Always appreciate the offer, not that my insurance would allow it lol. If you do call over though, and find it useful, may be worth contemplating some training. Basic knowledge of machine handling, entry and exit points, spotting defects and their causes won't make you a pro detailer, BUT will give you confidence and competence to complete multiple cars :thumb:


----------



## Bigoggy (Sep 1, 2014)

Haha mate im also handy with a brush. Where can i find the training mate that would be great to do. Im sure a visit to you, even a quick one would be useful i have seen some your work ! you have a lot of knowledge and experience and share it well.


----------



## stangalang (Nov 27, 2009)

Bigoggy said:


> Haha mate im also handy with a brush. Where can i find the training mate that would be great to do. Im sure a visit to you, even a quick one would be useful i have seen some your work ! you have a lot of knowledge and experience and share it well.


We do training buddy, but its one to one at the moment, not in big classes. Its all about covering solid basics, not teaching wet sanding to people who have never machined before. That said, when you understand the basics, its easier to make informed decisions and you will be able to apply it to many situations.

But that aside, i strongly suggest just nipping over and grabbing a few drops of the megs twins and comparing to your current polishes to see whats capable before sanding :thumb:


----------



## MDC250 (Jan 4, 2014)

Out of interest Matt what sort of money are we talking for some basic tuition? Appreciate that may be one for a PM...


----------



## Bigoggy (Sep 1, 2014)

stangalang said:


> Always appreciate the offer, not that my insurance would allow it lol. If you do call over though, and find it useful, may be worth contemplating some training. Basic knowledge of machine handling, entry and exit points, spotting defects and their causes won't make you a pro detailer, BUT will give you confidence and competence to complete multiple cars :thumb:


I see you do training days on your website. Im having a look before bed. Might just have found my christmas present :buffer: hopefully il be able to pop up soon and get some good advice and see about getting some training booked if im on santas nice list


----------



## Bigoggy (Sep 1, 2014)

MDC250 said:


> Out of interest Matt what sort of money are we talking for some basic tuition?
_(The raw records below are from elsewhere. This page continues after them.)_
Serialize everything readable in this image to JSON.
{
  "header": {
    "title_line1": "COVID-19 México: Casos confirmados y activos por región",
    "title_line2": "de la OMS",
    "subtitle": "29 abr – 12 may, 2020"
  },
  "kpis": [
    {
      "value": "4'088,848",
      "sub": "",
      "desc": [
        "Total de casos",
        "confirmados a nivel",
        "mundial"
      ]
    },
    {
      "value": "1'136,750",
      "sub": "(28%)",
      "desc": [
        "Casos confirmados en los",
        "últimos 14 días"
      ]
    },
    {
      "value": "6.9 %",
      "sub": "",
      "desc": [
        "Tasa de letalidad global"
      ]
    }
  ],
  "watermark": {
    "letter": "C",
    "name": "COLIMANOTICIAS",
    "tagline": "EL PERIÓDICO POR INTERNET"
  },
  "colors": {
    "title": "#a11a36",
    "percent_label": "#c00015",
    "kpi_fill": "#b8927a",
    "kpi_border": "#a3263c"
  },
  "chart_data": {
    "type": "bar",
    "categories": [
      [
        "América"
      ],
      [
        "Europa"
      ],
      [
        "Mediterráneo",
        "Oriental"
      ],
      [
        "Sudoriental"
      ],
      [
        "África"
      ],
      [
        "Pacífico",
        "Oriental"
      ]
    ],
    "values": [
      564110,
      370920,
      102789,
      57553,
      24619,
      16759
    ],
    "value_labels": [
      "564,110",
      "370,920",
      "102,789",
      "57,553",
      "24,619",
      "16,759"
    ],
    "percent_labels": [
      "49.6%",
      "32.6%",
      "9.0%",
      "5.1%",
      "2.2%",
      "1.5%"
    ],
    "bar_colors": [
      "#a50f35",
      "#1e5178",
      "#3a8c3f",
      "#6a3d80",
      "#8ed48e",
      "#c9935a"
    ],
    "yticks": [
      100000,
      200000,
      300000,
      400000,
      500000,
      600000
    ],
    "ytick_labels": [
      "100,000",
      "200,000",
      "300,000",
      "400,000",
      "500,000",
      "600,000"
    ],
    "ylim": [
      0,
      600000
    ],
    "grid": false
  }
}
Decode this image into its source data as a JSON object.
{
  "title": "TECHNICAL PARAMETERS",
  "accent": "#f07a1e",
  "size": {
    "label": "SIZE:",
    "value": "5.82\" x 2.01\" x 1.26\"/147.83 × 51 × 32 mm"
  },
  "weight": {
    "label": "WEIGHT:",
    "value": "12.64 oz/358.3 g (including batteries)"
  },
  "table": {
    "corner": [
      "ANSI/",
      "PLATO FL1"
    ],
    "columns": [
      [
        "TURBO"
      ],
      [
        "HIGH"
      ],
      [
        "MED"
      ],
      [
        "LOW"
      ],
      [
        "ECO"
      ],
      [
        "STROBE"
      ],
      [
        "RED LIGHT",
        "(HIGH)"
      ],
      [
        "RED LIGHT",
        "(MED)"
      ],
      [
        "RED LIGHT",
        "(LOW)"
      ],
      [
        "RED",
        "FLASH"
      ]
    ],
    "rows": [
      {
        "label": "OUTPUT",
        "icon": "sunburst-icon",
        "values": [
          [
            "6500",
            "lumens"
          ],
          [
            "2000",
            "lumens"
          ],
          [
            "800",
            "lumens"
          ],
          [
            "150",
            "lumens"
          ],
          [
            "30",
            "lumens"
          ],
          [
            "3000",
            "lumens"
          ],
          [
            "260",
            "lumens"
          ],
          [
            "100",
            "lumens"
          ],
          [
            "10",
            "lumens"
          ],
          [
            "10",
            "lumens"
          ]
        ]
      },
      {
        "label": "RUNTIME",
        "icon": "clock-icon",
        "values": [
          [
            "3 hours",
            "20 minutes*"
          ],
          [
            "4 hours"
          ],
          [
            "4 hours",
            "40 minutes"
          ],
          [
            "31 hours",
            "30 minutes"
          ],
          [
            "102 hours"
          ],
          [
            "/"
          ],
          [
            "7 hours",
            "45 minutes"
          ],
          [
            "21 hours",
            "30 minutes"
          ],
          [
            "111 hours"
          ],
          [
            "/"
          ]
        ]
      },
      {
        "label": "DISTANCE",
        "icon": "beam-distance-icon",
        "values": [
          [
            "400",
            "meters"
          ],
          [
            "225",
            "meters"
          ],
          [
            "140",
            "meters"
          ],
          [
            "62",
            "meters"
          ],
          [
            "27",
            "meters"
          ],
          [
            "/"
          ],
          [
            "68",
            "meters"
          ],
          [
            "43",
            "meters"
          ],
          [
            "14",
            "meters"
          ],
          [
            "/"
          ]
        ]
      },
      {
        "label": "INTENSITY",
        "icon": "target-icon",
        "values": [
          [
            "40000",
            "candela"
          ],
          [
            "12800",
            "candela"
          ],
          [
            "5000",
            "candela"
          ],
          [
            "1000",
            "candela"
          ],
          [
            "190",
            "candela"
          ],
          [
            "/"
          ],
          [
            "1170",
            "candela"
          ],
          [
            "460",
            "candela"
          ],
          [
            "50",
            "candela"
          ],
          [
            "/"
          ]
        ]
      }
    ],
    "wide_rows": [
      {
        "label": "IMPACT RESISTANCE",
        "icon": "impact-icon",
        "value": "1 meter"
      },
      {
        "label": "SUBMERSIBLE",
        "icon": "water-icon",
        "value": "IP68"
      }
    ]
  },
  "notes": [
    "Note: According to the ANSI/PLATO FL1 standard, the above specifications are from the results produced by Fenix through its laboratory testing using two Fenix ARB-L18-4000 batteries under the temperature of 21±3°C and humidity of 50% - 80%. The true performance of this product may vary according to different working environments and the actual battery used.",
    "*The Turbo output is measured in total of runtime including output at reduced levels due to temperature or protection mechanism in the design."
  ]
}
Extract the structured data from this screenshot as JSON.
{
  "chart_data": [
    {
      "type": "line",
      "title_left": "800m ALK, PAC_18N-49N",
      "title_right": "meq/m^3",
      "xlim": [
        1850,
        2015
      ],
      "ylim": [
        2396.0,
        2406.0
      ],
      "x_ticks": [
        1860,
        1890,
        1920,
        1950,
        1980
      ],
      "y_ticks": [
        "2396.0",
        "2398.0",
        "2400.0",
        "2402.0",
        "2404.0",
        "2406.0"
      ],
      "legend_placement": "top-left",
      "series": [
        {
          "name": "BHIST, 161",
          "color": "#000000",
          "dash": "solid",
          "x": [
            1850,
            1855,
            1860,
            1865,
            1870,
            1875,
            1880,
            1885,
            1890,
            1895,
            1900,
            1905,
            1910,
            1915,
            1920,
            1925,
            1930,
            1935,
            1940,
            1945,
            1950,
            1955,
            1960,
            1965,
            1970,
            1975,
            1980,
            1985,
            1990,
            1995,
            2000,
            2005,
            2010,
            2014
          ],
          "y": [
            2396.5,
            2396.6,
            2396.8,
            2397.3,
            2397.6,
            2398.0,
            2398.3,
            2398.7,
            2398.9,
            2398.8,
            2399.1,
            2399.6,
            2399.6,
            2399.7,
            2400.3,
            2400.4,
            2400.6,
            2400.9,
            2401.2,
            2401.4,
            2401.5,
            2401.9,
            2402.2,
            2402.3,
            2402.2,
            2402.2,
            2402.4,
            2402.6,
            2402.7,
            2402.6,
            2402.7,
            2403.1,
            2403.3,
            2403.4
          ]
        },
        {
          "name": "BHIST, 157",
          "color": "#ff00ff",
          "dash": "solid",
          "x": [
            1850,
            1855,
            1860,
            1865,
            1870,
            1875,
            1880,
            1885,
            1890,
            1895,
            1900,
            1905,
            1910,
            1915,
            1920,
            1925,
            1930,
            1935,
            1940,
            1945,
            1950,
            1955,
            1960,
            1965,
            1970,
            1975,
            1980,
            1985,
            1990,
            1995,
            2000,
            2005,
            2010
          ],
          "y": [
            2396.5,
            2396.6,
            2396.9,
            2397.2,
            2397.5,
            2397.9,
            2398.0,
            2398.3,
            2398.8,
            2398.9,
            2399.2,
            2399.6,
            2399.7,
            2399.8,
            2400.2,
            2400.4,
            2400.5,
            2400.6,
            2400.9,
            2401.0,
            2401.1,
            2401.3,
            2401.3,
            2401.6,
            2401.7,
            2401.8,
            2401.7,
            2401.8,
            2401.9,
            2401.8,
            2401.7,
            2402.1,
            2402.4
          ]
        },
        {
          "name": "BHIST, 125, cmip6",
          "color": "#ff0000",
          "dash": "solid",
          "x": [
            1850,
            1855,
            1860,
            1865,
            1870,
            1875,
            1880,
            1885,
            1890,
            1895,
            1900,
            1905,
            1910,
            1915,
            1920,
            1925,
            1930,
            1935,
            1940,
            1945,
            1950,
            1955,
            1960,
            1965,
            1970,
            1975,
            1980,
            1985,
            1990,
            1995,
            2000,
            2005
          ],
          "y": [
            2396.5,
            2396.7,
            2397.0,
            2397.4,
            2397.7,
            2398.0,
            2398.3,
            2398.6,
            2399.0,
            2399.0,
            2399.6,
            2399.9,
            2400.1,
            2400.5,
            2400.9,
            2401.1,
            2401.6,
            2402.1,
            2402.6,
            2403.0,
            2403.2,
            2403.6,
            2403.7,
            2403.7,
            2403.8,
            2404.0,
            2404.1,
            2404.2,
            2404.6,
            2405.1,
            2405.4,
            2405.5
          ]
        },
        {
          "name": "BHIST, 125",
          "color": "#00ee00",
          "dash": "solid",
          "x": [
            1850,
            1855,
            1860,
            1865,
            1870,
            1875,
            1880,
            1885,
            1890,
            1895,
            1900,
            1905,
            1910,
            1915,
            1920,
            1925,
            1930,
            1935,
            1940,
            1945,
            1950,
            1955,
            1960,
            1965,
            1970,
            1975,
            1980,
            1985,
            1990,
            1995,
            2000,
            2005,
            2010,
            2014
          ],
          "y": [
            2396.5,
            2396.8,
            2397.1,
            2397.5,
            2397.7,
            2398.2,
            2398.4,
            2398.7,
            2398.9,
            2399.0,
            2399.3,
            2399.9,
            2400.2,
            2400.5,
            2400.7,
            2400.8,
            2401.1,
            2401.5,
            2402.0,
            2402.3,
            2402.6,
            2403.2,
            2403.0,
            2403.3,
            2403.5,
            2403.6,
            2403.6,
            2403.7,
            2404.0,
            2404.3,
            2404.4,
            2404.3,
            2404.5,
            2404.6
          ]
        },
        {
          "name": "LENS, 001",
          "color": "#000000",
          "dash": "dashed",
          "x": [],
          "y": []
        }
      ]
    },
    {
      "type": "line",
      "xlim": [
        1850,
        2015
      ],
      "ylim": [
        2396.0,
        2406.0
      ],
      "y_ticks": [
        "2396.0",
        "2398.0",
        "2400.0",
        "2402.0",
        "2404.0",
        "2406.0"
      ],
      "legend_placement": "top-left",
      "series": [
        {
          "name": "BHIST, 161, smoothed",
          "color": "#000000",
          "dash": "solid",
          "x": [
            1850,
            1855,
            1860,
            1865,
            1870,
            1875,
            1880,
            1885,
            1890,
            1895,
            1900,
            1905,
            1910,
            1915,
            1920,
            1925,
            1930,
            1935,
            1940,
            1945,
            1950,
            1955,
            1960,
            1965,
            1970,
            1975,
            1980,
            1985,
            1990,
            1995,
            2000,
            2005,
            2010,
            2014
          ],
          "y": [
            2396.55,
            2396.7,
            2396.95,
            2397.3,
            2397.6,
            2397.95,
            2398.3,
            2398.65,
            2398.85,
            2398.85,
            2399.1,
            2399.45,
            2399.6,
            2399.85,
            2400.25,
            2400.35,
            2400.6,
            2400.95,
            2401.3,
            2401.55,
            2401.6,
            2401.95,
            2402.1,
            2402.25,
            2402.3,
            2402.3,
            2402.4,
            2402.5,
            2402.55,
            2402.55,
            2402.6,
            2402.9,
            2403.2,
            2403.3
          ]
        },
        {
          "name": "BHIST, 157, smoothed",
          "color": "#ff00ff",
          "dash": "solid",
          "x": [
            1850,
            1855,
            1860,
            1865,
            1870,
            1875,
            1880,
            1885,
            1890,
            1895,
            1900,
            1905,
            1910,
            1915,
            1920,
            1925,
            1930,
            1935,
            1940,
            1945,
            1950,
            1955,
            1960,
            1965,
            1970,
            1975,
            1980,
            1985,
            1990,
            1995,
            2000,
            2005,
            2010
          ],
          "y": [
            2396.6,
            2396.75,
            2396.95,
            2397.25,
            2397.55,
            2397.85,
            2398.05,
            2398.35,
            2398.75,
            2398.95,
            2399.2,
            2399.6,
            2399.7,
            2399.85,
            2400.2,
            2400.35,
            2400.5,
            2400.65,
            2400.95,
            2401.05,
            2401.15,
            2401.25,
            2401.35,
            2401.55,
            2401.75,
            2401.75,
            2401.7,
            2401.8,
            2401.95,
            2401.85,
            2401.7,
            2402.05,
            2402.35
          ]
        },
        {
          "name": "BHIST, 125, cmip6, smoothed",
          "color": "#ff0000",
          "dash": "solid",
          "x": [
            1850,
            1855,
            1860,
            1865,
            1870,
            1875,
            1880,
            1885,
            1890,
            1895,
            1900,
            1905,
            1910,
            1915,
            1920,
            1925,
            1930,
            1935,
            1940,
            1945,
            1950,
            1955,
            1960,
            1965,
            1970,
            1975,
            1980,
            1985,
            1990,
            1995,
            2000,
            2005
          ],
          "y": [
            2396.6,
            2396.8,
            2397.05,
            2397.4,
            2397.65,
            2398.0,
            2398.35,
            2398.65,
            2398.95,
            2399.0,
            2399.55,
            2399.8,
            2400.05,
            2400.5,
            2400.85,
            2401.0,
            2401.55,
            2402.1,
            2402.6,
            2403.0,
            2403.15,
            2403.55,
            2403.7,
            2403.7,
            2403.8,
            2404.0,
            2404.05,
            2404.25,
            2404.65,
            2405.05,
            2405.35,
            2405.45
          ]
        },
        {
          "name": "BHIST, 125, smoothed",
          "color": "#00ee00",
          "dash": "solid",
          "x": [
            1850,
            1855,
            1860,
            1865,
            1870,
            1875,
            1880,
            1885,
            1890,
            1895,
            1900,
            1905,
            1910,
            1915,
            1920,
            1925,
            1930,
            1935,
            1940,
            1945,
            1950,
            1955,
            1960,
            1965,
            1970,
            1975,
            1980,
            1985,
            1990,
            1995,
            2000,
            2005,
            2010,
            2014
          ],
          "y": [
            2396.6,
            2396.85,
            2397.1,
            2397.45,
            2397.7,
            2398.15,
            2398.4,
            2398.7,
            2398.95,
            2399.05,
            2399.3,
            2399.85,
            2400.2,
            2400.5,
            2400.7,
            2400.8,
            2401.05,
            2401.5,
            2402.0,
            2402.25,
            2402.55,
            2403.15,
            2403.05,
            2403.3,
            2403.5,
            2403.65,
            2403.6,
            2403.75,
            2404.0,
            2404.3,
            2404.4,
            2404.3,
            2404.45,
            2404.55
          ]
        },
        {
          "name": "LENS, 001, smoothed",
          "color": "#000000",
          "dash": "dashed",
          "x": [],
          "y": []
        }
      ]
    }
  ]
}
Appreciate that may be one for a PM...


There are prices on website mate


----------



## MDC250 (Jan 4, 2014)

Bigoggy said:


> There are prices on website mate


Ha, that would be a good place to start!


----------



## stangalang (Nov 27, 2009)

Lol. As above, and not wanting to hijack a thread. But yeah £120 for a full day including lunch. I'm happy to cater for 2 people for a little extra, but no more


----------



## VenomUK (Oct 13, 2011)

Didn't want to start a new thread as its probably been covered but I cant seem to find the answer to my question. 

I've picked up a car which has got some very horrid orange peal, some of the worst I've seen! 

I want to buy some sanding discs but can see 3M 3000 and 6000 grit paper but cant see any 1500/2000.

Would the 3000 grit be okay to use or will it just take longer using 3000 or am I better off sourcing some 1500 grip papers and using them to take out the bulk of peal?


----------



## Sicskate (Oct 3, 2012)

Have a look at the mirka range of you cant find what you're after. 

Also, you don't really need to go as far as 6000. 

2000 and 3000 trizact should do.


----------



## VenomUK (Oct 13, 2011)

Thanks, I was thinking 6000 was a little over kill when most products out there removes 1500/2000


----------